Check My English Grammar Before You Hit Send
Use this final pass when the draft is almost done. It’s fast, and it catches the last 10% of errors that make a page feel sloppy.
Final Pass Checklist
- Search for double spaces and fix them.
- Search for “this,” “it,” and “they,” then confirm each one points to a clear noun.
- Check the first sentence of each paragraph for a clear topic.
- Verify names, dates, and numbers match your source material.
- Run spellcheck after all edits, not before.
- Read the first and last paragraph back-to-back; they should match.
A Copy-Paste Editing Card
If you want one item to keep open while you edit, use this card.

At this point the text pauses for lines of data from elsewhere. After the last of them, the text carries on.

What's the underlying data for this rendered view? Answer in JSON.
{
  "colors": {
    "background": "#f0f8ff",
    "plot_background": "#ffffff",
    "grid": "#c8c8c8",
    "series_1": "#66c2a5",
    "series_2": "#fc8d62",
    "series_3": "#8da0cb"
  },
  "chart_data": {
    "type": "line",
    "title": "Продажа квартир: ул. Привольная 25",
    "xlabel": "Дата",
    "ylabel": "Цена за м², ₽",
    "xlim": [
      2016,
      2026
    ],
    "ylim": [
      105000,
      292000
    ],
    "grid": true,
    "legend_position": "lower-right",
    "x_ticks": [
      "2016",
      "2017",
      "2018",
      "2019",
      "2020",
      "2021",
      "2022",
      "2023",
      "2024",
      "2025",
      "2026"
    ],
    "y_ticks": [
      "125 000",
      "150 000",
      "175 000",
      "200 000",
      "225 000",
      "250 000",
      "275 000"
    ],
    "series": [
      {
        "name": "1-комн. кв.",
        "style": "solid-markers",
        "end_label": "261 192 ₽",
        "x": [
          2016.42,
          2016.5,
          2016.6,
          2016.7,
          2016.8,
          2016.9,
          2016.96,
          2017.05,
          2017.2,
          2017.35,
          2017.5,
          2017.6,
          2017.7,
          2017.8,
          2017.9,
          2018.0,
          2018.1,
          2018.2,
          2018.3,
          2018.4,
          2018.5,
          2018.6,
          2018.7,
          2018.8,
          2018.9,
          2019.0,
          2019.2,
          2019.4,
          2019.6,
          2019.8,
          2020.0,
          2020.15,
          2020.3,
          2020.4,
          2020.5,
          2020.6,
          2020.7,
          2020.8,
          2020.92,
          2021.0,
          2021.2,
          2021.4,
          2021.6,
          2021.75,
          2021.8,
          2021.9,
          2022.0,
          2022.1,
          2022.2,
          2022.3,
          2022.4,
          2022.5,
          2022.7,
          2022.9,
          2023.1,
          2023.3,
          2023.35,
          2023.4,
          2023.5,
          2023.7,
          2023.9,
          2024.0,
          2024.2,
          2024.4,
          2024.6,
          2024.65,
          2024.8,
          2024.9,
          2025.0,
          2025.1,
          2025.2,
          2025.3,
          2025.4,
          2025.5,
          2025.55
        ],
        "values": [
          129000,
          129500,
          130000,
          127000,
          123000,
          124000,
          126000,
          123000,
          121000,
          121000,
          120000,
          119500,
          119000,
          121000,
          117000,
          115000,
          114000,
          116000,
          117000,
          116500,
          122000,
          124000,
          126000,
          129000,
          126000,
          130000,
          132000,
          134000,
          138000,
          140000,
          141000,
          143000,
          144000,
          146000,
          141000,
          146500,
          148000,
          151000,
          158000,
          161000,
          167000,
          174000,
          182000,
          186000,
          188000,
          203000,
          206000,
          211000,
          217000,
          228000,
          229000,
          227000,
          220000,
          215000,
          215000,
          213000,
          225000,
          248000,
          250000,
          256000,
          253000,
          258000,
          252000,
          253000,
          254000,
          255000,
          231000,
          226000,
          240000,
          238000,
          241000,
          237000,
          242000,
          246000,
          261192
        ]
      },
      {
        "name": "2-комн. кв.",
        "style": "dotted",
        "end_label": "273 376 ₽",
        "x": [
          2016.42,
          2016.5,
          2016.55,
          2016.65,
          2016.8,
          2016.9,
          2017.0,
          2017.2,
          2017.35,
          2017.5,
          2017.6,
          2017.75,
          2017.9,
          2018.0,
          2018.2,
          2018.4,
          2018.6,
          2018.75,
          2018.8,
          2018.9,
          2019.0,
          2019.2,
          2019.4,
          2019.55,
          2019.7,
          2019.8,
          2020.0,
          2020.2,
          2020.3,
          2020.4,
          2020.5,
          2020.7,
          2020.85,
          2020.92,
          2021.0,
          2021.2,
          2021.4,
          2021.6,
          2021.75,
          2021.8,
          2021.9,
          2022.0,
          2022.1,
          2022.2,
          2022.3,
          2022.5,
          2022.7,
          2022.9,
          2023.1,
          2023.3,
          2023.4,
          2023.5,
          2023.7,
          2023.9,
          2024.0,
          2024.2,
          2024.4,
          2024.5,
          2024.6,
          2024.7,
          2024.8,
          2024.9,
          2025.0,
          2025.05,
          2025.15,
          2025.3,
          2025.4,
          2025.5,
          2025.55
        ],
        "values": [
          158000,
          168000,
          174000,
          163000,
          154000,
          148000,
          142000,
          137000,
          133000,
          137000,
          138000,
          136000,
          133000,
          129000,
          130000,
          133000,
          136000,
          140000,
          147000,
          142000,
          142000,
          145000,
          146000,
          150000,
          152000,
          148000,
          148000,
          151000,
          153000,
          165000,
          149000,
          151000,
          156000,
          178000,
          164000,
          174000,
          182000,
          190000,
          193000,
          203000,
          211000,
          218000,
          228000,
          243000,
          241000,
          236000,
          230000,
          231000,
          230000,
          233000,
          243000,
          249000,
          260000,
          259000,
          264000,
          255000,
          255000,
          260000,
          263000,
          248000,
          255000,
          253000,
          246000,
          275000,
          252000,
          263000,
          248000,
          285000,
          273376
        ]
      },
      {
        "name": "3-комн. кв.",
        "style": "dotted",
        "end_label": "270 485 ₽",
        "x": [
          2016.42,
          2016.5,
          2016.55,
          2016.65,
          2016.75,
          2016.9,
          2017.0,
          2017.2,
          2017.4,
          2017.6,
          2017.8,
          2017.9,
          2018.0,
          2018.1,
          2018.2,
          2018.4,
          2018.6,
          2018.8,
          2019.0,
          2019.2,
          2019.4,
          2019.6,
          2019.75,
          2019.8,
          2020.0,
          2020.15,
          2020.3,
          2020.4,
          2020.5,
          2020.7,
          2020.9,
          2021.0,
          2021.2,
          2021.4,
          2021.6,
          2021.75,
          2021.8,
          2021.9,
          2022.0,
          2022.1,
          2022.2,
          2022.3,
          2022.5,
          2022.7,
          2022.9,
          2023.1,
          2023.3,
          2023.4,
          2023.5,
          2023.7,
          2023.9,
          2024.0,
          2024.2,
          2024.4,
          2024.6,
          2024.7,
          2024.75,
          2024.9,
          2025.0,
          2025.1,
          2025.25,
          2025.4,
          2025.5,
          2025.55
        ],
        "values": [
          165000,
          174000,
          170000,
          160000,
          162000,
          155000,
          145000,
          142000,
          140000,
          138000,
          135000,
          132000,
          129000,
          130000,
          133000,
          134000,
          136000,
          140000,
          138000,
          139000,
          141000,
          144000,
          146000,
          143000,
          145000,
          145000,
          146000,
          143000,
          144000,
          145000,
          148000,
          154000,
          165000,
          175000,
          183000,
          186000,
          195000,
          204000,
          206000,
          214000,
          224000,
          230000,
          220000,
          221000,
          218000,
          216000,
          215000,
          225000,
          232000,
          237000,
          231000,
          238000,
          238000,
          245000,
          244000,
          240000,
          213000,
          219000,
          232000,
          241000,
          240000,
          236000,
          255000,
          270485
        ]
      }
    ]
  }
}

Drop it in a notes app, then tick through it every time you write.
Grammar Pass
- Subjects and verbs match.
- Verb tense stays steady.
- Fragments fixed.
- Run-ons split or joined cleanly.
- Pronouns point to one noun.
Punctuation Pass
- Commas used for meaning, not decoration.
- Apostrophes used for possession or contractions only.
- Sentence endings are consistent.
Clarity Pass
- Each paragraph has one main idea.
- Heavy sentences rewritten in a simpler shape.
- Repeated words trimmed where they distract.
Before you call it done, scan formatting. Headings should match the content under them, lists should share the same grammar shape, and capitalization should stay consistent. If you use abbreviations, spell them out once, then keep the same form each time. Last, check links and file names for typos. Small slips here stand out. On a phone screen, long lines hide mistakes, so do a quick scroll on mobile.
Run the routine once, then run the card. After a few drafts, you’ll start catching patterns before they land on the page, and checking grammar will feel a lot less like a chore.